Agrigente

Agrigente

Il faut dire ce qui est : rester de glace devant la peinture abstraite est la réaction la plus naturelle. La plus instinctive. Jusqu’à il y a deux ou trois ans seulement (par rapport à toute une enfance et une adolescence submergées par la passion de l’art) moi-même je prenais l’abstraction de haut, en un sentiment rétrograde qui me faisait élever Le Caravage et David en maîtres absolus, ou apprécier des grandiloquents comme Friedrich ou Gérôme, au mépris du XXème siècle tout entier. De la même façon que l’art abstrait a révolutionné la peinture en détruisant ce qu’elle était jusqu’alors, niant tout hormis elle-même, je crois qu’il est nécessaire, pour s’ouvrir aux tableaux non-figuratifs, de subir individuellement un choc semblable, intime, qui fait oublier nos certitudes de perceptions, de goûts, et de sentiments. Tout le monde peut aimer l’abstrait dès qu’il s’est heurté à cette œuvre qui aura su l’ébranler, d’un unique regard.

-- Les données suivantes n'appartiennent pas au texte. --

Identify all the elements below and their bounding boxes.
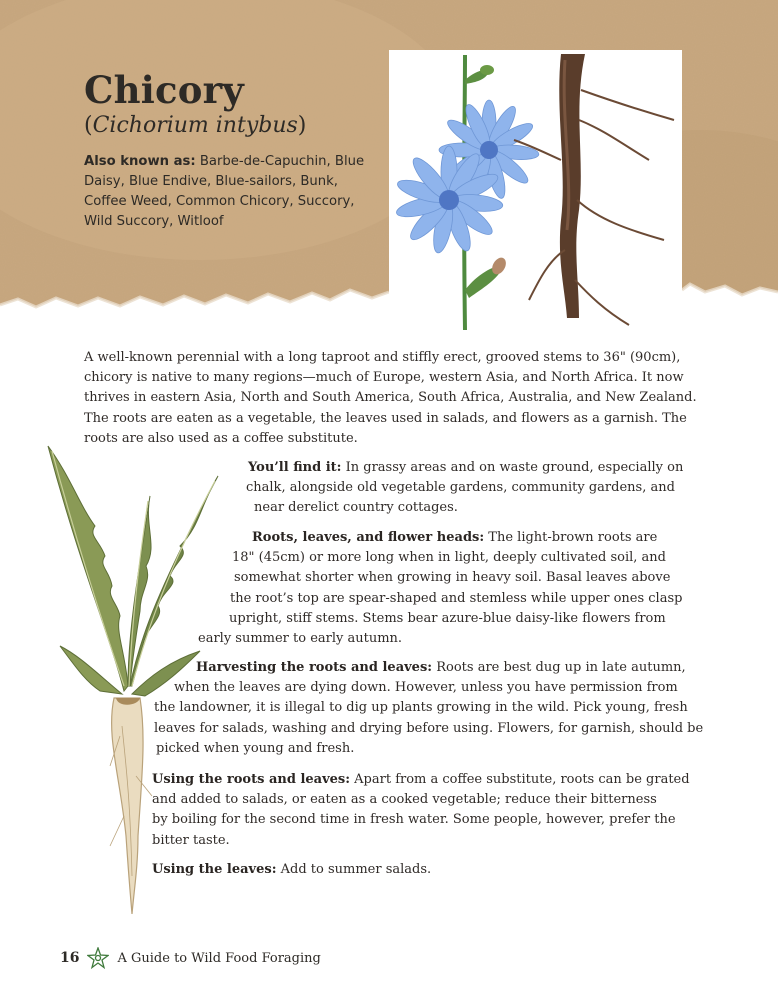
intro-line: The roots are eaten as a vegetable, the leaves used in salads, and flowers as a garnish. The: [84, 410, 687, 426]
roots-label: Roots, leaves, and flower heads:: [252, 530, 485, 545]
chicory-flower-root-photo: [389, 50, 682, 330]
aka-text: Barbe-de-Capuchin, Blue Daisy, Blue Endive, Blue-sailors, Bunk, Coffee Weed, Common Chicory, Succory, Wild Succory, Witloof: [84, 154, 365, 229]
aka-label: Also known as:: [84, 154, 196, 169]
harvest-section: Harvesting the roots and leaves: Roots are best dug up in late autumn, when the leaves are dying down. However, unless you have permission from the landowner, it is illegal to dig up plants growing in the wild. Pick young, fresh leaves for salads, washing and drying before using. Flowers, for garnish, should be picked when young and fresh.: [154, 660, 704, 756]
roots-section: Roots, leaves, and flower heads: The light-brown roots are 18" (45cm) or more long when in light, deeply cultivated soil, and somewhat shorter when growing in heavy soil. Basal leaves above the root’s top are spear-shaped and stemless while upper ones clasp upright, stiff stems. Stems bear azure-blue daisy-like flowers from early summer to early autumn.: [198, 530, 683, 647]
using-leaves-label: Using the leaves:: [152, 862, 277, 877]
page-number: 16: [60, 950, 80, 966]
using-roots-label: Using the roots and leaves:: [152, 772, 351, 787]
using-roots-section: Using the roots and leaves: Apart from a coffee substitute, roots can be grated and added to salads, or eaten as a cooked vegetable; reduce their bitterness by boiling for the second time in fresh water. Some people, however, prefer the bitter taste.: [152, 772, 690, 848]
using-leaves-section: Using the leaves: Add to summer salads.: [152, 862, 432, 877]
intro-paragraph: [84, 348, 724, 449]
intro-line: A well-known perennial with a long taproot and stiffly erect, grooved stems to 36" (90cm),: [84, 350, 681, 365]
book-title: A Guide to Wild Food Foraging: [117, 950, 321, 966]
find-label: You’ll find it:: [248, 460, 342, 475]
also-known-as: [84, 152, 374, 232]
page-title: Chicory: [84, 68, 245, 112]
intro-line: roots are also used as a coffee substitute.: [84, 430, 358, 446]
intro-line: chicory is native to many regions—much of Europe, western Asia, and North Africa. It now: [84, 370, 684, 386]
harvest-label: Harvesting the roots and leaves:: [196, 660, 433, 675]
star-flower-icon: [87, 947, 109, 969]
latin-name: (Cichorium intybus): [84, 113, 307, 138]
find-section: You’ll find it: In grassy areas and on waste ground, especially on chalk, alongside old vegetable gardens, community gardens, and near derelict country cottages.: [246, 460, 684, 516]
page-footer: [60, 946, 321, 970]
intro-line: thrives in eastern Asia, North and South America, South Africa, Australia, and New Zealand.: [84, 390, 697, 406]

Ce n’est pas à Nicolas de Staël que je dois cette révolution personnelle, au contraire, c’est d’ailleurs un peintre que je n’ai jamais cru comprendre. J’avais été marqué par une interview de Serge Gainsbourg, qui disait en substance la chose suivante « On ne peut pas supporter d’être un génie. Ça conduit forcément au suicide. Regardez De Staël ». Je me suis penché sur ses œuvres, mais je n’ai pas saisi le génie. C’était trop austère, trop droit, carré, fragmentaire, à l’image de rudes mosaïques, de grossiers collages. Mon abstrait à moi était passionné et sauvage, il s’appelait Pollock, ou majestueux, énigmatique et incontestable, et il s’appelait Soulages. Il y a peu, je ne sais quelle divagation exhuma sans trop de raisons De Staël des tréfonds de ma mémoire pas si sélective que ça. J’eus l’envie de réexaminer son cas : je plongeai dans sa vie, dans son travail une seconde fois, comme si je ne l’avais jamais observé puisque j’en avais tout oublié. Une toile, dans la masse déraisonnée de ses créations, déroba mon regard. Elle s’appelait « Agrigente », du nom d’une ville de Sicile que je ne connaissais pas et qui ne m’évoquait rien. Je m’en foutais.

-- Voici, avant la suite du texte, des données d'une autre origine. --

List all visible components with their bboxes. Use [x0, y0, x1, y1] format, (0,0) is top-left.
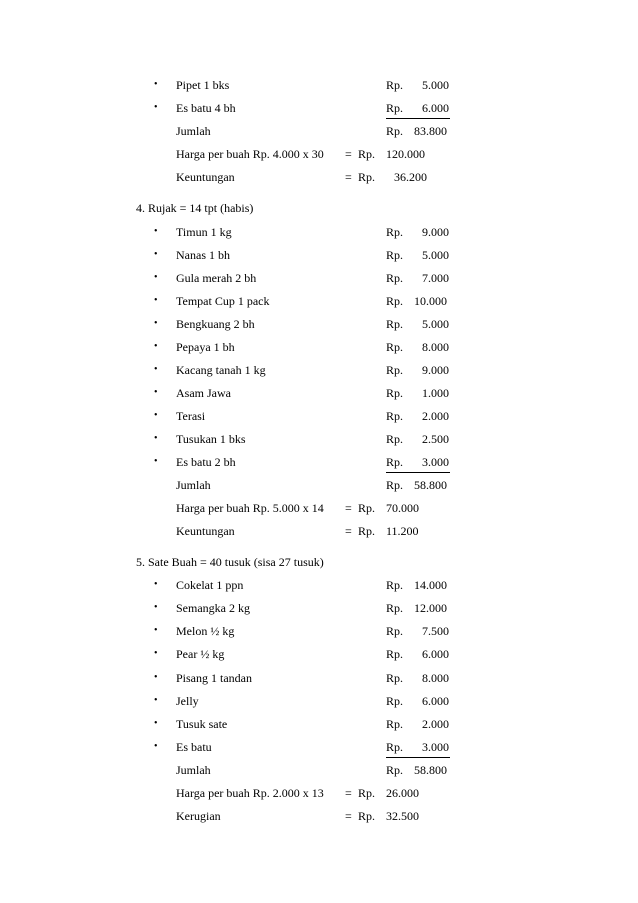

« Agrigente », ce sont des lignes, des parts, jaunes, violette, rouge, et beige, qui se rejoignent en un centre atomisé, à la fois morcelé et estompé, atomisé et diffus. Réminiscence, détournement, rappel brutal et barbare (que ce mot ne choque point les vrais connaisseurs d’Histoire de l’Art qui pardonneront les adjectifs faciles du simple amateur) des notions de perspective. La pupille écorchée, j’ai vu comme un éclat, d’une violence inouïe, un éclair, qui brise un verre massif. J’ai vu une force, une pulsion, déflorer la surface docile de la toile, et la toucher en plein cœur. J’ai senti cette frappe jusque dans mon esprit. Une fêlure dans l’obscurité, manifestation déchaînée de vie dans la somnolence triste qui embourbe le quotidien. L’émotion arrachée, perçant littéralement les murs de la torpeur pour atteindre l’espoir de vie. De Staël a crée une faille irréparable et salutaire dans ma vue, mon intellect, et mon âme, aussi rapidement qu’un coup de feu. Qu’un coup de poing.

Désormais, lorsque dans la pénombre du doute ou de la solitude, je veux me raccrocher à quelque secours fidèle jailli des pinceaux des peintres abstraits, il y a Pollock, Soulages, et la merveilleuse « Agrigente ».